Unabhängig davon übe die Gemeinde die tatsächliche Herrschaft über den Revisionsschacht aus und könne die insoweit erforderlichen Weisungen erteilen, heißt es in dem Urteil weiter. Die Behauptung der Gemeinde, die Abdeckung habe auf Grund eigenmächtigen Eingreifens Dritter im Unfallzeitpunkt nicht mehr in ihrem Rahmen gelegen, wird von dem OLG nicht für wahr erachtet. Dafür gebe es keinen unmittelbaren Nachweis; zudem habe der Deckel anders als ein Gullydeckel keine Einlauföffnungen auf, die sich auch von Unbefugten mit der Hand umgreifen lassen und ein vergleichsweise leichtes Herausheben ermöglichen. Von der örtlichen Polizeiinspektion ein vorheriges Entfernen des Deckels durch Dritte nicht einmal in Betracht gezogen worden.

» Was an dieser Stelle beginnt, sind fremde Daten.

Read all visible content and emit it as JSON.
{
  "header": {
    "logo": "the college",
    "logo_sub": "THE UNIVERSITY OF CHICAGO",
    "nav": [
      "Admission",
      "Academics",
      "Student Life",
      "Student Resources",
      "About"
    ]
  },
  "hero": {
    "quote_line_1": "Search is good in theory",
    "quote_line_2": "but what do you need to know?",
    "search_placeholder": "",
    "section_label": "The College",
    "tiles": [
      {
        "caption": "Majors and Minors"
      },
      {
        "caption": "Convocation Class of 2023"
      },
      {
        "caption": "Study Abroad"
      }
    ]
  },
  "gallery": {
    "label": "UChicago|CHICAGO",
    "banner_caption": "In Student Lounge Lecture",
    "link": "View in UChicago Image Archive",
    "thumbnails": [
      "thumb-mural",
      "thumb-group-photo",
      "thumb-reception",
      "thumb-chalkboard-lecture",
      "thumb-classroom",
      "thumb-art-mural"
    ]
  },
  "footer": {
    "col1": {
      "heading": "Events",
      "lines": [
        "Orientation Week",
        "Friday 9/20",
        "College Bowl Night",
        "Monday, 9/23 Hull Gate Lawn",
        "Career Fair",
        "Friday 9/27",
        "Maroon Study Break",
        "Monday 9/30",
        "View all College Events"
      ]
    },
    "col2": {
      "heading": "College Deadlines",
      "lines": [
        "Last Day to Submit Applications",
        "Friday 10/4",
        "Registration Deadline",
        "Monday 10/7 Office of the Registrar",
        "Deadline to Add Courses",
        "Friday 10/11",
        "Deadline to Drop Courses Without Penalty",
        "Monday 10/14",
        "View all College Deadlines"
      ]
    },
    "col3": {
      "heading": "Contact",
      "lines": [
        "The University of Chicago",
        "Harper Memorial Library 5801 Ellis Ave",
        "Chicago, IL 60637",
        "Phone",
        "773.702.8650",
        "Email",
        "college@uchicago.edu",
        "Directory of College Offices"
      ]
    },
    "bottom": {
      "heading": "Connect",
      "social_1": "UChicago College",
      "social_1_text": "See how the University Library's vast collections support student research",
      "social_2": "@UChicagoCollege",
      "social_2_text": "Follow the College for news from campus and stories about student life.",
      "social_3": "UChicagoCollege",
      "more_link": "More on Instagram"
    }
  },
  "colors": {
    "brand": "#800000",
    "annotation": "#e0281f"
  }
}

Bürgerin muss auf gefahrloses Betreten eines Schachtdeckels vertrauen können
Auch ein Mitverschulden der Klägerin sei nicht nachgewiesen, heißt es in dem Urteil weiter. Das Betreten des Schachtdeckels könne der Klägerin nicht als Mitverschulden angelastet werden, weil eine Bürgerin grundsätzlich darauf vertrauen könne, in den Gehweg eingelassene Schachtabdeckungen gefahrlos betreten zu können. Dass die Klägerin gegen ein gefahrloses Betreten sprechende Anhaltspunkte hatte, insbesondere der Schachtdeckel im Zeitpunkt des Betretens nicht auflag, sei von der gemeinde nicht nachgewiesen, stellt das OLG fest.